Flecks of color came up under the mountaineer’s heavy tan, and he looked away. ‘He had pistols,’ he said. ‘I saw that fool lantern of his a mile away and thought it might have been you, or one of those numbskulls that were out all over the hills that night followin’ Beauty and the Dutchman. Bodenschatz put a ball in my arm ’fore I ever saw him. He had a second pistol, and I knew I had to get it from him fast . . .’ Some memory flickered for a moment like the reflection of that speck of lantern fire in his eyes.
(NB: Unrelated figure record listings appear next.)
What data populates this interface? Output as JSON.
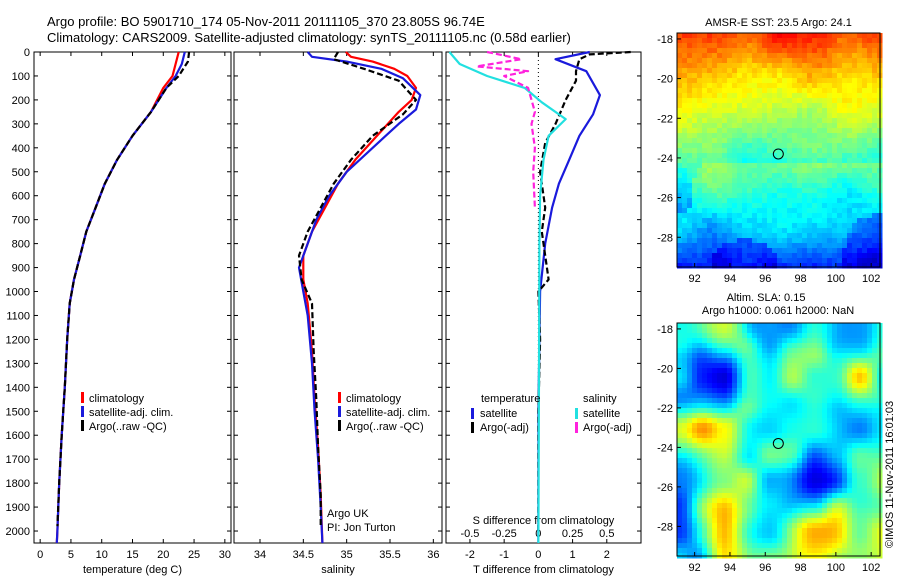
{
  "header": {
    "line1": "Argo profile: BO 5901710_174 05-Nov-2011 20111105_370 23.805S 96.74E",
    "line2": "Climatology: CARS2009. Satellite-adjusted climatology: synTS_20111105.nc (0.58d earlier)"
  },
  "credit": "©IMOS 11-Nov-2011 16:01:03",
  "colors": {
    "red": "#ff0000",
    "blue": "#1a1adc",
    "black": "#000000",
    "cyan": "#22e0e0",
    "magenta": "#ff22dd"
  },
  "chart_data": [
    {
      "type": "line",
      "xlabel": "temperature (deg C)",
      "xlim": [
        -1,
        31
      ],
      "xticks": [
        0,
        5,
        10,
        15,
        20,
        25,
        30
      ],
      "ylim": [
        2050,
        0
      ],
      "yticks": [
        0,
        100,
        200,
        300,
        400,
        500,
        600,
        700,
        800,
        900,
        1000,
        1100,
        1200,
        1300,
        1400,
        1500,
        1600,
        1700,
        1800,
        1900,
        2000
      ],
      "legend": [
        "climatology",
        "satellite-adj. clim.",
        "Argo(..raw -QC)"
      ],
      "legend_placement": "lower-left",
      "series": [
        {
          "name": "climatology",
          "color": "red",
          "points": [
            [
              22.5,
              0
            ],
            [
              22,
              50
            ],
            [
              21.5,
              100
            ],
            [
              20,
              150
            ],
            [
              18,
              250
            ],
            [
              15,
              350
            ],
            [
              12.5,
              450
            ],
            [
              10.5,
              550
            ],
            [
              9,
              650
            ],
            [
              7.5,
              750
            ],
            [
              6.5,
              850
            ],
            [
              5.5,
              950
            ],
            [
              4.8,
              1050
            ],
            [
              4.4,
              1200
            ],
            [
              4,
              1400
            ],
            [
              3.5,
              1600
            ],
            [
              3.1,
              1800
            ],
            [
              2.8,
              2000
            ],
            [
              2.7,
              2050
            ]
          ]
        },
        {
          "name": "satellite-adj. clim.",
          "color": "blue",
          "points": [
            [
              23.5,
              0
            ],
            [
              23,
              50
            ],
            [
              22,
              100
            ],
            [
              20.5,
              150
            ],
            [
              18,
              250
            ],
            [
              15,
              350
            ],
            [
              12.5,
              450
            ],
            [
              10.5,
              550
            ],
            [
              9,
              650
            ],
            [
              7.5,
              750
            ],
            [
              6.5,
              850
            ],
            [
              5.5,
              950
            ],
            [
              4.8,
              1050
            ],
            [
              4.4,
              1200
            ],
            [
              4,
              1400
            ],
            [
              3.5,
              1600
            ],
            [
              3.1,
              1800
            ],
            [
              2.8,
              2000
            ],
            [
              2.7,
              2050
            ]
          ]
        },
        {
          "name": "Argo(..raw -QC)",
          "color": "black",
          "dash": true,
          "points": [
            [
              24.2,
              0
            ],
            [
              24,
              40
            ],
            [
              22.5,
              100
            ],
            [
              20.5,
              150
            ],
            [
              18,
              250
            ],
            [
              15,
              350
            ],
            [
              12.5,
              450
            ],
            [
              10.5,
              550
            ],
            [
              9,
              650
            ],
            [
              7.5,
              750
            ],
            [
              6.5,
              850
            ],
            [
              5.5,
              950
            ],
            [
              4.8,
              1050
            ],
            [
              4.4,
              1200
            ],
            [
              4,
              1400
            ],
            [
              3.5,
              1600
            ],
            [
              3.1,
              1800
            ],
            [
              2.8,
              1980
            ]
          ]
        }
      ]
    },
    {
      "type": "line",
      "xlabel": "salinity",
      "xlim": [
        33.7,
        36.1
      ],
      "xticks": [
        34,
        34.5,
        35,
        35.5,
        36
      ],
      "ylim": [
        2050,
        0
      ],
      "legend": [
        "climatology",
        "satellite-adj. clim.",
        "Argo(..raw -QC)"
      ],
      "legend_placement": "lower-right",
      "annotation": [
        "Argo UK",
        "PI: Jon Turton"
      ],
      "series": [
        {
          "name": "climatology",
          "color": "red",
          "points": [
            [
              34.99,
              0
            ],
            [
              35.05,
              20
            ],
            [
              35.3,
              40
            ],
            [
              35.55,
              70
            ],
            [
              35.7,
              100
            ],
            [
              35.8,
              150
            ],
            [
              35.75,
              200
            ],
            [
              35.6,
              250
            ],
            [
              35.35,
              350
            ],
            [
              35.1,
              450
            ],
            [
              34.9,
              550
            ],
            [
              34.75,
              650
            ],
            [
              34.6,
              750
            ],
            [
              34.5,
              850
            ],
            [
              34.5,
              950
            ],
            [
              34.55,
              1050
            ],
            [
              34.6,
              1250
            ],
            [
              34.63,
              1450
            ],
            [
              34.67,
              1650
            ],
            [
              34.7,
              1850
            ],
            [
              34.72,
              2050
            ]
          ]
        },
        {
          "name": "satellite-adj. clim.",
          "color": "blue",
          "points": [
            [
              34.55,
              0
            ],
            [
              34.6,
              20
            ],
            [
              35,
              40
            ],
            [
              35.4,
              70
            ],
            [
              35.65,
              110
            ],
            [
              35.85,
              180
            ],
            [
              35.8,
              240
            ],
            [
              35.6,
              300
            ],
            [
              35.3,
              400
            ],
            [
              35,
              500
            ],
            [
              34.8,
              600
            ],
            [
              34.65,
              700
            ],
            [
              34.55,
              800
            ],
            [
              34.45,
              900
            ],
            [
              34.5,
              1000
            ],
            [
              34.55,
              1100
            ],
            [
              34.6,
              1300
            ],
            [
              34.63,
              1500
            ],
            [
              34.67,
              1700
            ],
            [
              34.7,
              1900
            ],
            [
              34.72,
              2050
            ]
          ]
        },
        {
          "name": "Argo(..raw -QC)",
          "color": "black",
          "dash": true,
          "points": [
            [
              34.9,
              0
            ],
            [
              34.85,
              30
            ],
            [
              35.2,
              70
            ],
            [
              35.6,
              120
            ],
            [
              35.8,
              200
            ],
            [
              35.65,
              260
            ],
            [
              35.3,
              350
            ],
            [
              35.05,
              450
            ],
            [
              34.85,
              550
            ],
            [
              34.7,
              650
            ],
            [
              34.55,
              750
            ],
            [
              34.45,
              850
            ],
            [
              34.48,
              950
            ],
            [
              34.6,
              1050
            ],
            [
              34.62,
              1250
            ],
            [
              34.65,
              1450
            ],
            [
              34.67,
              1650
            ],
            [
              34.7,
              1850
            ],
            [
              34.7,
              1980
            ]
          ]
        }
      ]
    },
    {
      "type": "line",
      "xlabel": "T difference from climatology",
      "x2label": "S difference from climatology",
      "xlim": [
        -2.7,
        3
      ],
      "xticks": [
        -2,
        -1,
        0,
        1,
        2
      ],
      "x2ticks": [
        -0.5,
        -0.25,
        0,
        0.25,
        0.5
      ],
      "ylim": [
        2050,
        0
      ],
      "legend_left_title": "temperature",
      "legend_right_title": "salinity",
      "legend_left": [
        "satellite",
        "Argo(-adj)"
      ],
      "legend_right": [
        "satellite",
        "Argo(-adj)"
      ],
      "legend_placement": "lower",
      "series": [
        {
          "name": "satellite",
          "group": "temperature",
          "color": "blue",
          "points": [
            [
              1.5,
              0
            ],
            [
              0.5,
              30
            ],
            [
              1.4,
              80
            ],
            [
              1.8,
              180
            ],
            [
              1.6,
              260
            ],
            [
              1.2,
              350
            ],
            [
              0.9,
              450
            ],
            [
              0.6,
              550
            ],
            [
              0.4,
              650
            ],
            [
              0.2,
              800
            ],
            [
              0.05,
              1000
            ],
            [
              0,
              1500
            ],
            [
              0,
              2050
            ]
          ]
        },
        {
          "name": "Argo(-adj)",
          "group": "temperature",
          "color": "black",
          "dash": true,
          "points": [
            [
              2.7,
              0
            ],
            [
              1.5,
              10
            ],
            [
              1.2,
              30
            ],
            [
              1.1,
              80
            ],
            [
              1.1,
              120
            ],
            [
              0.8,
              200
            ],
            [
              0.5,
              300
            ],
            [
              0.2,
              380
            ],
            [
              0.05,
              500
            ],
            [
              0.2,
              650
            ],
            [
              0.1,
              750
            ],
            [
              0.2,
              850
            ],
            [
              0.3,
              950
            ],
            [
              0,
              1000
            ],
            [
              0.05,
              1200
            ],
            [
              0,
              1500
            ],
            [
              0,
              2000
            ]
          ]
        },
        {
          "name": "satellite",
          "group": "salinity",
          "color": "cyan",
          "points": [
            [
              -2.6,
              0
            ],
            [
              -2.3,
              50
            ],
            [
              -1.5,
              100
            ],
            [
              -0.4,
              150
            ],
            [
              0.1,
              210
            ],
            [
              0.8,
              280
            ],
            [
              0.3,
              350
            ],
            [
              0.15,
              450
            ],
            [
              0.05,
              600
            ],
            [
              0.03,
              800
            ],
            [
              0.02,
              1200
            ],
            [
              0,
              2050
            ]
          ]
        },
        {
          "name": "Argo(-adj)",
          "group": "salinity",
          "color": "magenta",
          "dash": true,
          "points": [
            [
              -1.5,
              0
            ],
            [
              -0.5,
              30
            ],
            [
              -1.8,
              60
            ],
            [
              -0.3,
              80
            ],
            [
              -1,
              100
            ],
            [
              -0.3,
              150
            ],
            [
              -0.1,
              250
            ],
            [
              -0.2,
              300
            ],
            [
              -0.1,
              400
            ],
            [
              -0.15,
              500
            ],
            [
              -0.1,
              650
            ]
          ]
        }
      ]
    }
  ],
  "maps": [
    {
      "title": "AMSR-E SST: 23.5 Argo: 24.1",
      "xticks": [
        92,
        94,
        96,
        98,
        100,
        102
      ],
      "yticks": [
        -18,
        -20,
        -22,
        -24,
        -26,
        -28
      ],
      "xlim": [
        91,
        102.5
      ],
      "ylim": [
        -17.7,
        -29.5
      ],
      "marker": [
        96.74,
        -23.8
      ],
      "field": "sst"
    },
    {
      "title1": "Altim. SLA: 0.15",
      "title2": "Argo h1000: 0.061 h2000: NaN",
      "xticks": [
        92,
        94,
        96,
        98,
        100,
        102
      ],
      "yticks": [
        -18,
        -20,
        -22,
        -24,
        -26,
        -28
      ],
      "xlim": [
        91,
        102.5
      ],
      "ylim": [
        -17.7,
        -29.5
      ],
      "marker": [
        96.74,
        -23.8
      ],
      "field": "sla"
    }
  ]
}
‘I was angry,’ he added, more softly. ‘At that pissant Blankenship. At you, as I thought, comin’ after me. At all them damn cretins tramplin’ all over the hills tryin’ to find their way to the one best beaver stream in the mountains . . . Doesn’t matter.’ He shook his head, like a bull in fly season, goaded beyond enduring by a thousand biting demons that he could not see. ‘Anger comes over me . . . I hurt him . . . pretty bad, I think. His bones was like dry sticks.’ For an instant his face convulsed: shame and pain and grief at what he had done. ‘But I never took a knife to him. I splinted up his leg and tore up his shirt to bind his ribs with, for I’d broke a number of ’em. Then I made a shelter for him, under that big deadfall, and made a fire, and give him my own shirt, for I could smell it was comin’ to rain again.’